Sunday, March 25, 2007

REVIEW: Shooter

What would happen if "24" and "Fahrenheit 9-11" had a baby? The answer would probably look a lot like "Shooter," a combination political-conspiracy-thriller/action-movie that's just slightly more schizoid than even it's genre-description would imply. It's protagonist - a former Marine scout-sniper living all Jeremiah Johnson in a mountain cabin far from Big Brother's eyes with just his beers, his gun collection and loyal hunting dog to keep him company - is practically a walking right-wing cartoon fetish doll; but he finds himself the hero of a conspiracy plot - involving Big Oil, private military contractors and corrupt Red State senators - that plays out like a DailyKos rant. Imagine the "300" Spartans showing up in Seattle to protest the World Bank and you'll get a pretty good picture of what an odd animal "Shooter" becomes when viewed through the politically-aware lense it frequent asks us to apply.

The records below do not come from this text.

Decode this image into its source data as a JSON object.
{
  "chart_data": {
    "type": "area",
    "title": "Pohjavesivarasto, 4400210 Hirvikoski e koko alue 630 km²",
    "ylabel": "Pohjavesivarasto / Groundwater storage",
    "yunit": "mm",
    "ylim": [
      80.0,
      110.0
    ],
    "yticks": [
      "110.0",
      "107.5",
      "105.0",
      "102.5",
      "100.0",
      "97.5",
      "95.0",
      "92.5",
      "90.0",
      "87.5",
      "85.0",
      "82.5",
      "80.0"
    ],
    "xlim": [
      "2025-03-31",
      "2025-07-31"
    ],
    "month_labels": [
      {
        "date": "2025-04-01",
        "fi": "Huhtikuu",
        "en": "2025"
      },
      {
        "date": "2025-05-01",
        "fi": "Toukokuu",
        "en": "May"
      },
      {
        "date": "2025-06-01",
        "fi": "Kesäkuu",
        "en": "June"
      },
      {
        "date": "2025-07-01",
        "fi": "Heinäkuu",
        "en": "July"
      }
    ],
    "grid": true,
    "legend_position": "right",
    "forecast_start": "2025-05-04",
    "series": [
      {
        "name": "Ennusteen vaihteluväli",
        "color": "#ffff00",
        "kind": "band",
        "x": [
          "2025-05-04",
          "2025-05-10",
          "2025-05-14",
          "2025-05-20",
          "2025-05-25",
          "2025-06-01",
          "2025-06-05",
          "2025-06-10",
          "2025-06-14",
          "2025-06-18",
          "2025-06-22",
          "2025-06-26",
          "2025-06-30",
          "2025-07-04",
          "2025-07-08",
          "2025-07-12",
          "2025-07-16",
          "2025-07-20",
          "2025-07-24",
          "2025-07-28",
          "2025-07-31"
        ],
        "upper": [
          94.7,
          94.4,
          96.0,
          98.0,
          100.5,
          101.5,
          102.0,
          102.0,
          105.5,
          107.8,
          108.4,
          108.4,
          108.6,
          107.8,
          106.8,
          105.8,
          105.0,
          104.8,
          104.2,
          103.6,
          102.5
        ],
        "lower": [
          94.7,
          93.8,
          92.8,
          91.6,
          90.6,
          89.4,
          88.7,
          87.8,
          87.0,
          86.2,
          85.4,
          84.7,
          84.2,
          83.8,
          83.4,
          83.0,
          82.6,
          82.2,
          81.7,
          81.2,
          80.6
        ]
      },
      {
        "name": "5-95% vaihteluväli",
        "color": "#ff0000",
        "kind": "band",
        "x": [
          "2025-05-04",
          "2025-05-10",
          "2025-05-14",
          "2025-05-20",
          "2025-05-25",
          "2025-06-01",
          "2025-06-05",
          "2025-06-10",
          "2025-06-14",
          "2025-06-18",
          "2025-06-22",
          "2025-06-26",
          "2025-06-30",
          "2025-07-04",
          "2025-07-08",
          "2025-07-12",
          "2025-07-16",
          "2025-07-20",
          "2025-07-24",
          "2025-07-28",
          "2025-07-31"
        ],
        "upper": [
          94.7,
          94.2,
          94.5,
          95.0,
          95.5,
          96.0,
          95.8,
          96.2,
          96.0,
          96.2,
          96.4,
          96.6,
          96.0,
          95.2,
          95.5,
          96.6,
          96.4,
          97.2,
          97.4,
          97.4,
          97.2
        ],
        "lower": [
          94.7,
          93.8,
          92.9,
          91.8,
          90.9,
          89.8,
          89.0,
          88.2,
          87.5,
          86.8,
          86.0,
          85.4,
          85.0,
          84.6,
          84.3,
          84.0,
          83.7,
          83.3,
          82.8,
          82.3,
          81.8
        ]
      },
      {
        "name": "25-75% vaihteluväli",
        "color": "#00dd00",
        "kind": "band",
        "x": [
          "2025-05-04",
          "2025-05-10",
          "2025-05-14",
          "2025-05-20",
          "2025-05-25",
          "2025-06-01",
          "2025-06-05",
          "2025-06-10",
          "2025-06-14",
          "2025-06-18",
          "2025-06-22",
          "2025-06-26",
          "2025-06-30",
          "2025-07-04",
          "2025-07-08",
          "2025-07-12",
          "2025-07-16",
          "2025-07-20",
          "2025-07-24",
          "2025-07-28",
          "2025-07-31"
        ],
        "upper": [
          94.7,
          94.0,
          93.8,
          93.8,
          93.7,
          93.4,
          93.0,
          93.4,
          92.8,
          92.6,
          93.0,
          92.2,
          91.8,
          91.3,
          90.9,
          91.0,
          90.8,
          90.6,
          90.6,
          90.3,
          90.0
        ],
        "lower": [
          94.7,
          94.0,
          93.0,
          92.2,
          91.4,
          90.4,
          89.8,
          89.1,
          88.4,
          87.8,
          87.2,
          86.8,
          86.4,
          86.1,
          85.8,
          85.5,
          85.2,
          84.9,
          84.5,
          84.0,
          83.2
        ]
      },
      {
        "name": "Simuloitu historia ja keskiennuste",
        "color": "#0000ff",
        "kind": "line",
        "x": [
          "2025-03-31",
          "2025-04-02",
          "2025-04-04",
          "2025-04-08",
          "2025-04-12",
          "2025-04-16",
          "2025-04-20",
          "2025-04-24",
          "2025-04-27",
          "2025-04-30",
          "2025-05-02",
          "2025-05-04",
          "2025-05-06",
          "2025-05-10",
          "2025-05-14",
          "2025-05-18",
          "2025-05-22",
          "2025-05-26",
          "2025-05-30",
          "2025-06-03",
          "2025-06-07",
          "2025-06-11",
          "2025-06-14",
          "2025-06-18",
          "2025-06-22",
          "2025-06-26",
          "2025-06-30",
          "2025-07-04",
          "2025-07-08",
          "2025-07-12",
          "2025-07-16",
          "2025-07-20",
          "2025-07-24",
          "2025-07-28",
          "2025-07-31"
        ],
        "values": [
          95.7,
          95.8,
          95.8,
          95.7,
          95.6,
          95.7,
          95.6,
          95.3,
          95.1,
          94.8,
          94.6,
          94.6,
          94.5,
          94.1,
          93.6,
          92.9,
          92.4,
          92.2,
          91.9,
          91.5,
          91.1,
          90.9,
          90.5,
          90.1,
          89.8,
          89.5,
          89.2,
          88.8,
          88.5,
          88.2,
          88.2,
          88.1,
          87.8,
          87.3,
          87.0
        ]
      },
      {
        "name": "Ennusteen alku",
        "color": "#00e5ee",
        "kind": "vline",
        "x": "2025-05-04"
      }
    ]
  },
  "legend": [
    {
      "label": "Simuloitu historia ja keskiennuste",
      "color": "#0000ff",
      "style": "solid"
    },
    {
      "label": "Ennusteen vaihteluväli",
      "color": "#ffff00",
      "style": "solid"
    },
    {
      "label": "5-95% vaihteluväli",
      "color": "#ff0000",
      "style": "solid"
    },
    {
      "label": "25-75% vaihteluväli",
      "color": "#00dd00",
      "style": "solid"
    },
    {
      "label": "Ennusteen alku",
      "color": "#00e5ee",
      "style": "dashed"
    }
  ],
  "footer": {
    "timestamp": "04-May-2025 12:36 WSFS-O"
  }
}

Yet, it works. Partially, it's because it's wisely willing to meet each of it's seemingly-incompatible "selves" at their most gonzo (within reason) extreme (hero striding toward camera flanked by massive American Flag in slo-mo? Check! Eeeeeevil greedy-capitalist baddies cackling ghoulishly over brandy and cigars? Check!) without a hint of tiresome irony. But mostly it's because it has the good fortune to star Mark Whalberg, a natural for this kind of role if there ever was one; and to have been directed by Antoine Fuqua, the criminally underrated action specialist (think Michael Bay, but with a functional grasp of subtlety) behind "Tears of The Sun" and "Training Day."

Whalberg is Bob Lee Swagger, the aforementioned reclusive master sniper. Uneasily goaded via some patriotic nerve-touching back into service to help pre-thwart a presidential assassination (Swagger: "I don't like the President. Didn't like the last one, either."), he finds himself framed for the murder of an Ethiopian diplomat by a shadowy government/mercenary/Big-Oil conspiracy. Nearly murdered in the process and now on the run from literally the entire law enforcement community, he enlists the aid of a sympathetic FBI rookie (Michael Pena) and an old service buddy's widow (Kate Mara) and sets out to take down the conspirators personally.

Depending on your politics, you're either going to nod your head, shake your fist or shrug your shoulder's at the film's central maguffin, but whatever your reaction it'll likely be coupled with a bipartisan eyeroll at how overly-simple yet overly-convoluted it actually is. But the "what" isn't really especially important here, since this is an old-fashioned Boy Versus The World hero quest and all the twists and bumps are nakedly just there to give Whalberg's Swagger a narrative to operate in. What's important is staging inventive-but-plausible action scenes around the hero's various special skills - particularly his vaunted marksmanship and ability to turn a wholesale store shopping spree into a one-man-army arsenal - and Fuqua executes this with grand expertise. As a bit of a bonus, there's some fun with improvisational medicine (my showing's audience cheered at the revelation of Swagger's "home" substitute for anesthetic) and a standout sequence of the Marine-trained hero making mincemeat out of a crack team of hired mercenaries (come to think of it, the scene and the film could both be accuratelt described as "Rambo vs. Blackwater.")

The film hit's some missteps when it comes time to lay out the "who's" and the "what's" of it's larger premise and veers too often into speechifying and exposition. Ned Beatty has some fun as a slimeball senator, but he and the rest of the heavies finally have little else to do other than sneer at the good guys and yuk it up over how fun it is being powerful and connected. The film is eventually lacking a central "heavy" to match Whalberg outside of the vaguely-defined enemy of "The System," though at least the screenplay knows enough to acknowledge this and work it into the overall theme: "You don't get it," one character scolds Swagger late in the game, "There's no 'head' to cut off."

But it's definately a good time watching him try.